Lo studio sui gemelli e la marijuana

Per valutarne gli effetti a lungo tempo su adolescenti con lo stesso patrimonio genetico: non ha portato a prove consistenti su una riduzione del quoziente intellettivo, ma il tema è molto dibattuto

(Marco Di Lauro/Getty Images)
(Marco Di Lauro/Getty Images)

Uno studio condotto presso la University of Southern California di Los Angeles, Stati Uniti, non ha portato a prove evidenti sul presunto danno causato dal consumo di marijuana al proprio quoziente intellettivo (QI), ipotizzato da diverse ricerche condotte in precedenza. La nuova ricerca è la prima ad avere valutato gli effetti a lungo termine di questa sostanza studiando coppie di gemelli, nelle quali solo uno dei due ha fumato in maniera ricorrente marijuana, per un periodo di tempo intorno ai dieci anni. Lo studio ha tenuto conto dello stile di vita dei partecipanti, concentrandosi sugli effetti per quanto riguarda il QI tra persone che condividono lo stesso DNA e di solito le medesime condizioni ambientali. I risultati sono stati pubblicati sulla rivista scientifica PNAS e sono stati accolti con grande interesse, e qualche scetticismo, da parte degli altri ricercatori che da anni studiano gli effetti della marijuana sugli adolescenti.

Come ricordano sul sito di Science, buona parte degli studi che hanno identificato deficit di vario tipo legati a un uso in età giovanile della marijuana – dalla perdita di memoria a livelli più bassi della media di QI – sono basati su un periodo di tempo ristretto, nel quale fotografano una situazione stabile e ferma. Questo approccio ha impedito di capire se le prestazioni cognitive più basse fossero dovute effettivamente al consumo di marijuana o se fossero pregresse, legate a particolari condizioni di vita e sociali, come l’impossibilità di ricevere una buona istruzione.

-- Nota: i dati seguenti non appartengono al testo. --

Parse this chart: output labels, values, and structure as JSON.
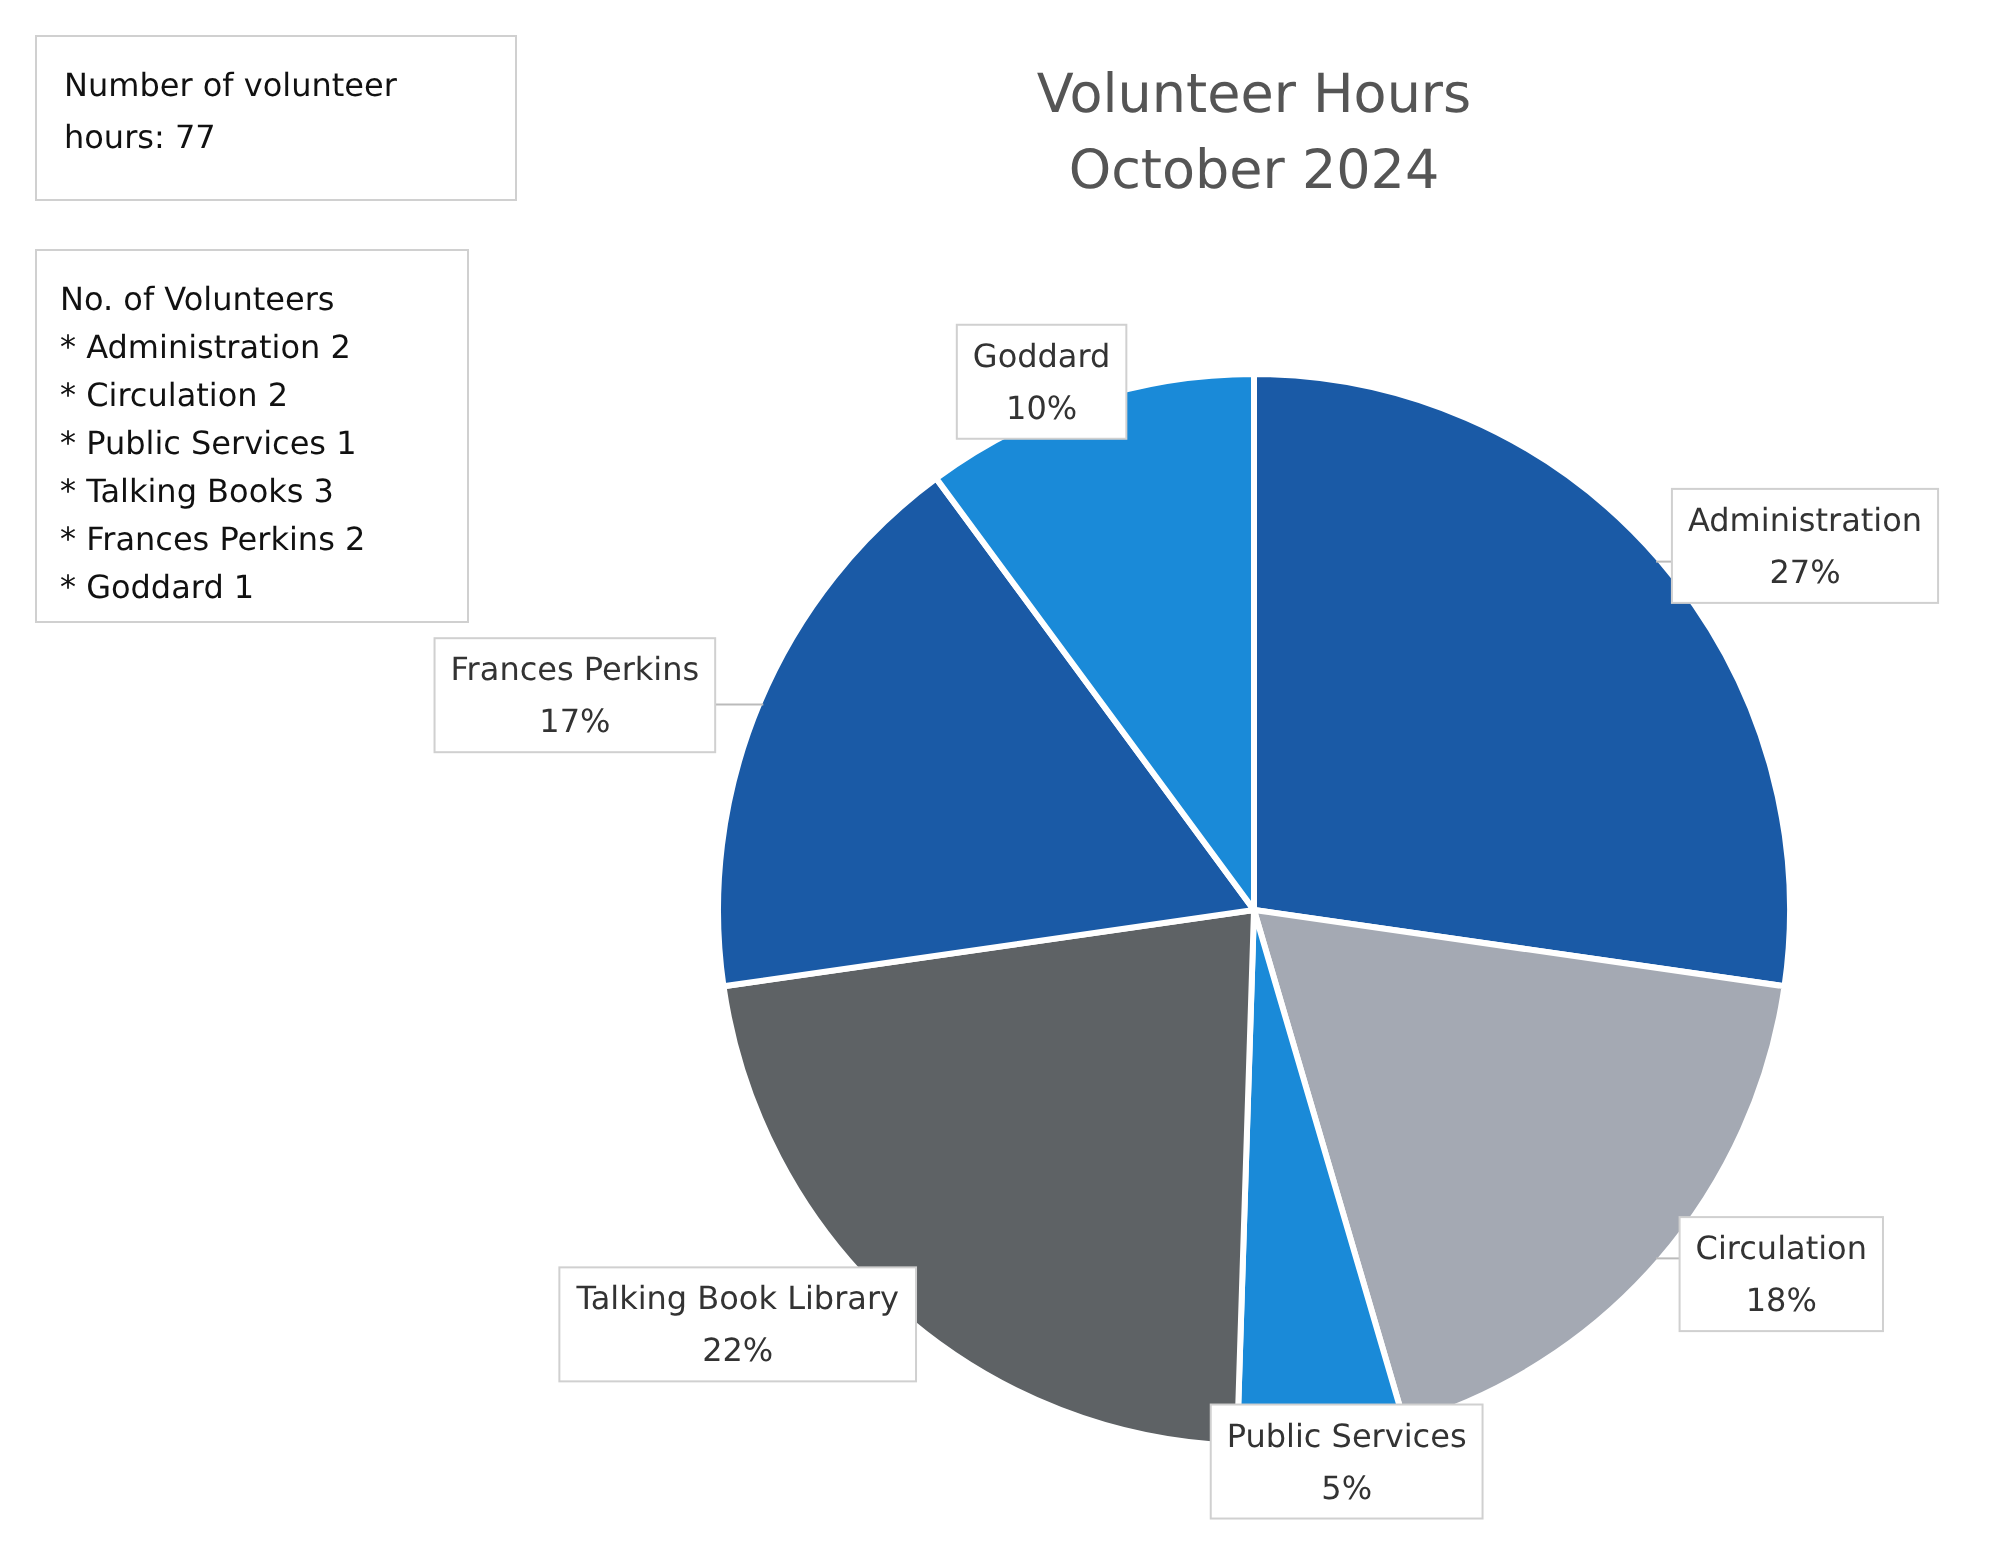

Per avere dati più affidabili sul rapporto tra marijuana ed effetti collaterali sul QI, da qualche anno i ricercatori hanno organizzato studi coinvolgendo più persone, che sono poi seguite in un periodo di tempo più lungo. Una ricerca pubblicata in Nuova Zelanda nel 2012, per esempio, ha permesso di mettere in evidenza una riduzione marcata del QI tra i 13 e i 38 anni nelle persone che fanno grande uso di marijuana rispetto a chi ne aveva fatto un uso moderato od occasionale prima di compiere i 18 anni. Lo studio è stato tra i primi a indicare un possibile ruolo della marijuana nella riduzione del QI, ma era stato criticato per non avere tenuto in considerazione altri fattori che avrebbero potuto concorrere ai deficit cognitivi, come la condizione familiare in cui erano cresciuti gli adolescenti e il tasso di abbandono scolastico.

Nicholas Jackson, lo statistico e principale autore della nuova ricerca, ha pensato di cambiare approccio e di studiare coppie di gemelli, che hanno il vantaggio di crescere di solito in condizioni simili e naturalmente con gli stessi geni in comune. Insieme ad alcuni colleghi, ha studiato 789 coppie di gemelli già coinvolti in altre due ricerche a cui avevano aderito quando avevano tra i 9 e gli 11 anni. Nell’ultimo decennio, a questi adolescenti sono stati proposti cinque test di intelligenza e altri questionari riservati circa l’utilizzo di marijuana e di altre sostanze, compresi gli antidolorifici, la cocaina e l’alcol.

Analizzando i dati, i ricercatori hanno rilevato una perdita di circa quattro punti del quoziente intellettivo nel corso dei dieci anni di ricerca. La perdita è stata riscontrata sia tra gli adolescenti che hanno dichiarato di avere fumato marijuana sia tra i loro fratelli gemelli che invece non l’hanno fumata. Secondo Jackson, questo indica che sono entrate in gioco altre variabili che hanno portato alla riduzione del QI, non necessariamente il consumo della marijuana. Gli adolescenti che hanno dichiarato di avere fumato per almeno 6 mesi in modo costante non sono risultati con un QI differente rispetto a chi ha dichiarato di avere fumato al massimo una trentina di spinelli nello stesso periodo di tempo.

I risultati della ricerca stanno facendo discutere: secondo i detrattori non sono molto affidabili perché non ci sono dati concreti e verificabili circa la frequenza e la quantità di marijuana fumata da almeno uno dei due gemelli di ogni coppia. Le informazioni sono state inoltre raccolte da due studi diversi, che hanno usato criteri e parametri diversi. La ricerca dimostra che ci sono ancora molte cose da capire circa gli effetti della marijuana sul cervello, soprattutto per quanto riguarda quelli nel medio-lungo periodo.